实验材料包括:松辽盆地青山口组X井的全直径页岩心(直径×长度=11×12 cm);硅胶模具(长×宽×高=10×10×10 cm);去离子水;KCl(上海阿拉丁生化科技有限公司,纯度≥99.98%);CTAB(上海阿拉丁生化科技有限公司,纯度≥99.0%);SiO₂纳米流体原液(中国石油大学(华东)制备,平均粒径=6 nm);环氧树脂胶(AB水晶胶,按3:1比例混合);丙烯酸结构AB胶(德国Kisling公司,按1:1比例混合);钢管(外径=8 mm,内径=6 mm)。

#### 3.1.2. 方法

**(1)岩心样品制备**

① 使用线切割设备将全直径岩心(图2(d))切割成9 cm×9 cm×9 cm的立方体页岩心,分别放入硅胶模具中。从剩余页岩材料中加工出圆柱形页岩心(直径×长度=2.5×4 cm),通过实验室测试测量其水平气测渗透率和孔隙度。

② 将立方体页岩心置于10 cm×10 cm×10 cm硅胶模具中心,倒入环氧树脂胶并固化24 h(图2(f))。为防止模具变形,使用亚克力板固定。封装后的岩心设计为可放入10 cm×10 cm×10 cm的岩心夹持器。此外,环氧树脂层防止了后续钻井和泄压过程中对样品的机械损伤。

③ 取出封装好的页岩心,使用8 mm钻头沿垂直层理方向钻一个4.5 cm深的圆孔。

④ 将6 cm长的钢管插入孔中,使用丙烯酸结构AB树脂固定,固化24 h。

⑤ 使用6 mm直径钻头从岩心顶面钻一个5.5 cm深的孔,完成封装和插管后的岩心制备(图2(e))。

**(2)水力诱发裂缝扩展实验**

① 在钻井后固定钢管之前,使用X射线CT扫描仪对立方体页岩心进行扫描和重建。CT扫描分辨率为53 μm。

② 配制0.75%(质量分数)KCl溶液,以KCl溶液为基础流体,分别配制0.1% CTAB溶液、0.1% SiO₂溶液和0.1% CTAB与SiO₂混合溶液(CTAB:SiO₂纳米流体=1:1)。

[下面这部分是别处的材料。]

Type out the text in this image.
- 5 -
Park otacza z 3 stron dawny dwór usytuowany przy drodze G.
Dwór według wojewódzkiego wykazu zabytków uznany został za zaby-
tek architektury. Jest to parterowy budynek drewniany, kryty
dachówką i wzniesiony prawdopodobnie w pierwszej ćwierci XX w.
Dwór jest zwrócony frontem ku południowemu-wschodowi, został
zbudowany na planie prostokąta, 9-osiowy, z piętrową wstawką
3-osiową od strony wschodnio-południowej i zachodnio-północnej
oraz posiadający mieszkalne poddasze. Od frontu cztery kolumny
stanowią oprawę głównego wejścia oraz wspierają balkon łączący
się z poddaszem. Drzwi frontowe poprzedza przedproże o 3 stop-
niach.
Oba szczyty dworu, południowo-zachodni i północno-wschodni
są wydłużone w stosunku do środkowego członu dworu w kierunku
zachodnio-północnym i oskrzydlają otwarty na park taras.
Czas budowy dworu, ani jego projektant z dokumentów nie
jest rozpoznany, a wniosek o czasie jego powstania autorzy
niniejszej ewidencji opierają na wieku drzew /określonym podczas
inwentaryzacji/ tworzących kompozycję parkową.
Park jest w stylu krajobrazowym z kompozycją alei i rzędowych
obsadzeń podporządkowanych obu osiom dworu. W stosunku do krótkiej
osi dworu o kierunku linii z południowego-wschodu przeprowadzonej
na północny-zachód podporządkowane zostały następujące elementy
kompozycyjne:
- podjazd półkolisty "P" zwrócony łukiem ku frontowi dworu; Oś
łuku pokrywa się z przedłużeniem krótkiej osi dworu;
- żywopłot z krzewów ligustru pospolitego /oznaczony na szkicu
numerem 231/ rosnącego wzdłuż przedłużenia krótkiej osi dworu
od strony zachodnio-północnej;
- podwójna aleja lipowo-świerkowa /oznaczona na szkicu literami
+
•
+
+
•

③ 将配制好的流体引入中间容器,关闭出口端,检查装置是否泄漏。

④ 将封装和插管后的岩心置于真三轴压裂实验装置的岩心室中,在x、y、z三个方向施加8 MPa的恒定压力。

⑤ 以10 mL/min的流速向页岩心注入流体,直至达到峰值压力。

⑥ 分别以0.5、1、2、3、4、5和6 mL/min的流速注入流体,每2 min调整一次流速,记录注入压力。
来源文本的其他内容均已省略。